An inability to disengage from trained behaviour after a contingency shift reflects a compulsive or habitual response tendency (Izquierdo & Jentsch, 2012). Rats exposed to cocaine show impaired reversal learning, which reflects their inability to respond to external feedback in order to guide their behaviour and instead they continue to seek cocaine despite its devaluation (Miles et al., 2003) or the risk of punishment (Pelloux et al., 2007). Furthermore, research has shown that highly impulsive rats exhibit greater compulsive cocaine-seeking behaviour by tolerating mild foot-shock punishment readily in a cocaine seeking paradigm (Belin et al., 2008). Thus, impulsivity is an endophenotype which contributes to the persistence phase of cocaine self-administration, which may be predictive of addiction in rats.
There are key neural circuits and networks preserved across many species which are responsible for discrimination reversal learning, such as the frontal cortex (Izquierdo & Jentsch, 2012). In particular, the orbitofrontal cortex (OFC) has an important role in behavioural flexibility. Normal acquisition of the initial discrimination but impaired reversal learning is often observed in rats with OFC lesions (McAlonan & Brown, 2003). These rats also showed perseverative responding to the previously rewarded behaviour. In addition, OFC damage leads to inflexible associative encoding in the basolateral amygdala (BLA) (Stalnaker et al., 2007).

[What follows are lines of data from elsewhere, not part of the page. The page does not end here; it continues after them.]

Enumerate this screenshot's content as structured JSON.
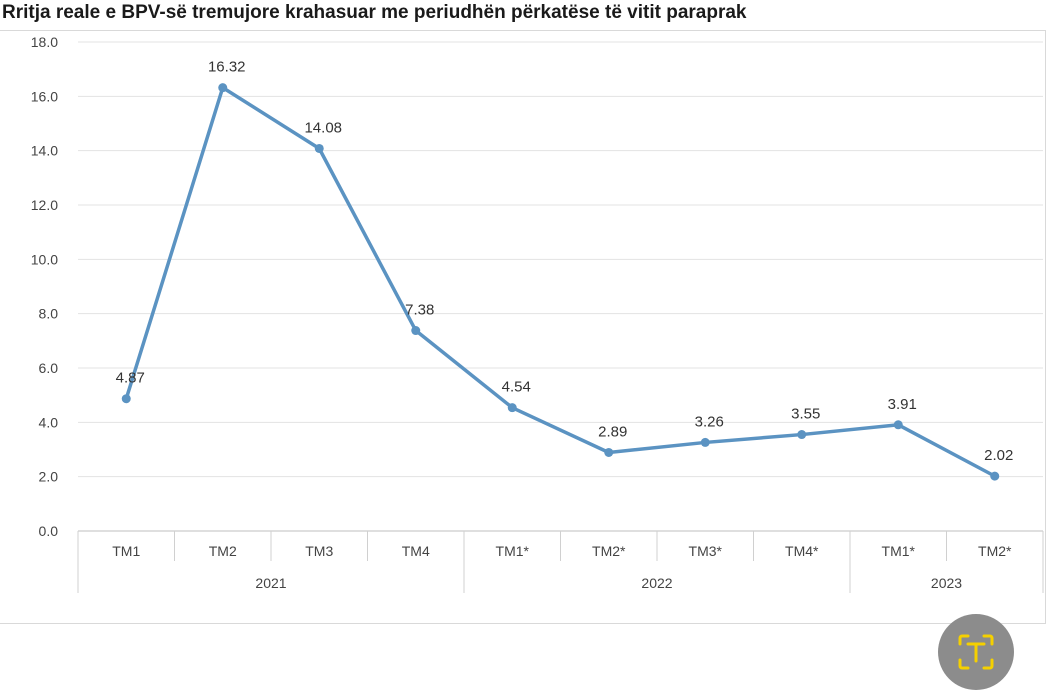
{
  "chart_data": {
    "type": "line",
    "title": "Rritja reale e BPV-së tremujore krahasuar me periudhën përkatëse të vitit paraprak",
    "categories": [
      "TM1",
      "TM2",
      "TM3",
      "TM4",
      "TM1*",
      "TM2*",
      "TM3*",
      "TM4*",
      "TM1*",
      "TM2*"
    ],
    "groups": [
      {
        "label": "2021",
        "count": 4
      },
      {
        "label": "2022",
        "count": 4
      },
      {
        "label": "2023",
        "count": 2
      }
    ],
    "series": [
      {
        "values": [
          4.87,
          16.32,
          14.08,
          7.38,
          4.54,
          2.89,
          3.26,
          3.55,
          3.91,
          2.02
        ],
        "color": "#5b93c2"
      }
    ],
    "data_labels": [
      "4.87",
      "16.32",
      "14.08",
      "7.38",
      "4.54",
      "2.89",
      "3.26",
      "3.55",
      "3.91",
      "2.02"
    ],
    "ylim": [
      0,
      18
    ],
    "yticks": [
      "0.0",
      "2.0",
      "4.0",
      "6.0",
      "8.0",
      "10.0",
      "12.0",
      "14.0",
      "16.0",
      "18.0"
    ],
    "grid": true,
    "xlabel": "",
    "ylabel": ""
  },
  "overlay": {
    "icon": "text-scan-icon",
    "accent": "#f5d000"
  }
}
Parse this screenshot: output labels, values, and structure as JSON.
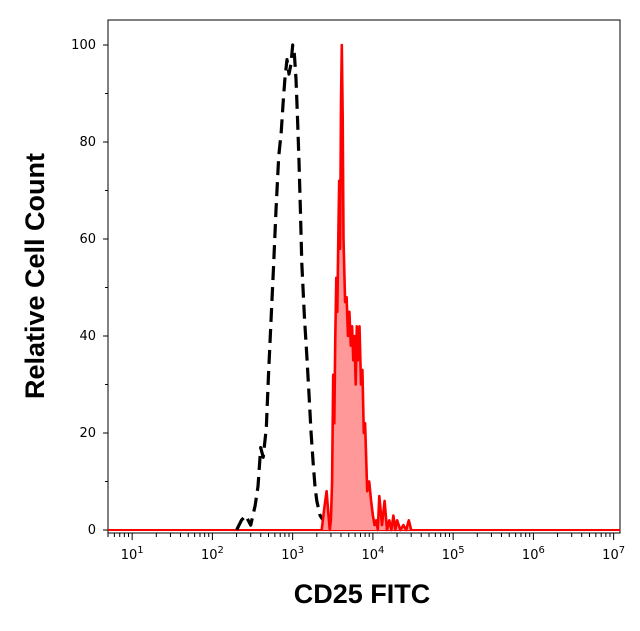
{
  "chart_data": {
    "type": "area",
    "title": "",
    "xlabel": "CD25 FITC",
    "ylabel": "Relative Cell Count",
    "x_scale": "log",
    "xlim": [
      5,
      12000000
    ],
    "ylim": [
      0,
      105
    ],
    "grid": false,
    "legend": "none",
    "x_ticks": [
      {
        "value": 10,
        "base": "10",
        "exp": "1"
      },
      {
        "value": 100,
        "base": "10",
        "exp": "2"
      },
      {
        "value": 1000,
        "base": "10",
        "exp": "3"
      },
      {
        "value": 10000,
        "base": "10",
        "exp": "4"
      },
      {
        "value": 100000,
        "base": "10",
        "exp": "5"
      },
      {
        "value": 1000000,
        "base": "10",
        "exp": "6"
      },
      {
        "value": 10000000,
        "base": "10",
        "exp": "7"
      }
    ],
    "y_ticks": [
      "0",
      "20",
      "40",
      "60",
      "80",
      "100"
    ],
    "series": [
      {
        "style": "dashed",
        "color": "#000000",
        "fill": "none",
        "x": [
          200,
          230,
          260,
          300,
          340,
          370,
          400,
          430,
          470,
          500,
          540,
          580,
          620,
          670,
          720,
          760,
          800,
          850,
          900,
          950,
          1000,
          1050,
          1100,
          1150,
          1200,
          1250,
          1300,
          1400,
          1500,
          1600,
          1700,
          1800,
          1900,
          2000,
          2200,
          2400,
          2600,
          2800,
          3000
        ],
        "y": [
          0,
          2,
          3,
          1,
          5,
          9,
          17,
          15,
          21,
          32,
          44,
          55,
          66,
          77,
          82,
          88,
          93,
          97,
          94,
          96,
          100,
          98,
          93,
          85,
          76,
          66,
          55,
          44,
          36,
          28,
          20,
          14,
          9,
          6,
          3,
          2,
          1,
          0.5,
          0
        ]
      },
      {
        "style": "solid",
        "color": "#ff0000",
        "fill": "#ff9999",
        "x": [
          2300,
          2500,
          2650,
          2800,
          2900,
          3000,
          3100,
          3200,
          3300,
          3400,
          3500,
          3600,
          3700,
          3800,
          3900,
          4000,
          4100,
          4200,
          4300,
          4500,
          4700,
          4900,
          5100,
          5300,
          5500,
          5700,
          5900,
          6100,
          6300,
          6500,
          6800,
          7100,
          7400,
          7700,
          8000,
          8500,
          9000,
          9500,
          10000,
          10500,
          11000,
          11500,
          12000,
          13000,
          14000,
          15000,
          16000,
          17000,
          18000,
          19000,
          20000,
          22000,
          24000,
          26000,
          28000,
          30000
        ],
        "y": [
          0,
          5,
          8,
          3,
          0,
          2,
          10,
          32,
          22,
          40,
          52,
          45,
          60,
          72,
          58,
          88,
          100,
          85,
          60,
          47,
          48,
          40,
          45,
          38,
          42,
          35,
          40,
          30,
          42,
          35,
          42,
          30,
          33,
          20,
          22,
          8,
          10,
          6,
          3,
          1,
          2,
          0,
          7,
          1,
          6,
          0,
          2,
          0,
          3,
          0,
          2,
          0,
          1,
          0,
          2,
          0
        ]
      }
    ]
  }
}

Rats with bilateral neurotoxic OFC lesions took longer to learn the reversal rules in a reversal learning task. However, if the rats also had BLA lesions, then this impairment was non-existent. This demonstrated the potential involvement of the OFC in updating associative encoding in the BLA, thereby allowing the OFC to facilitate cognitive flexibility.
It is clear from the above findings that there are structural changes which are involved in the behavioural phenotypes associated with cocaine self-administration. However, it is still unclear whether these structural changes in the brain are present prior to cocaine addiction, thus acting as an endophenotype which may predispose to addiction, or whether these changes are caused by the consumption of the drug itself. To investigate this, 52 rats were given baseline MRI scans on postnatal days 21, 35 and 63, after which they underwent behavioural phenotyping with reversal learning being one of the behaviours assessed. Following this, the rats had another adult pre-cocaine MRI scan before being trained to self-administer cocaine. To analyse this data, a combined computational and behavioural approach was taken to investigate any underlying behavioural and neuroanatomical biomarkers which may predispose to cocaine addiction.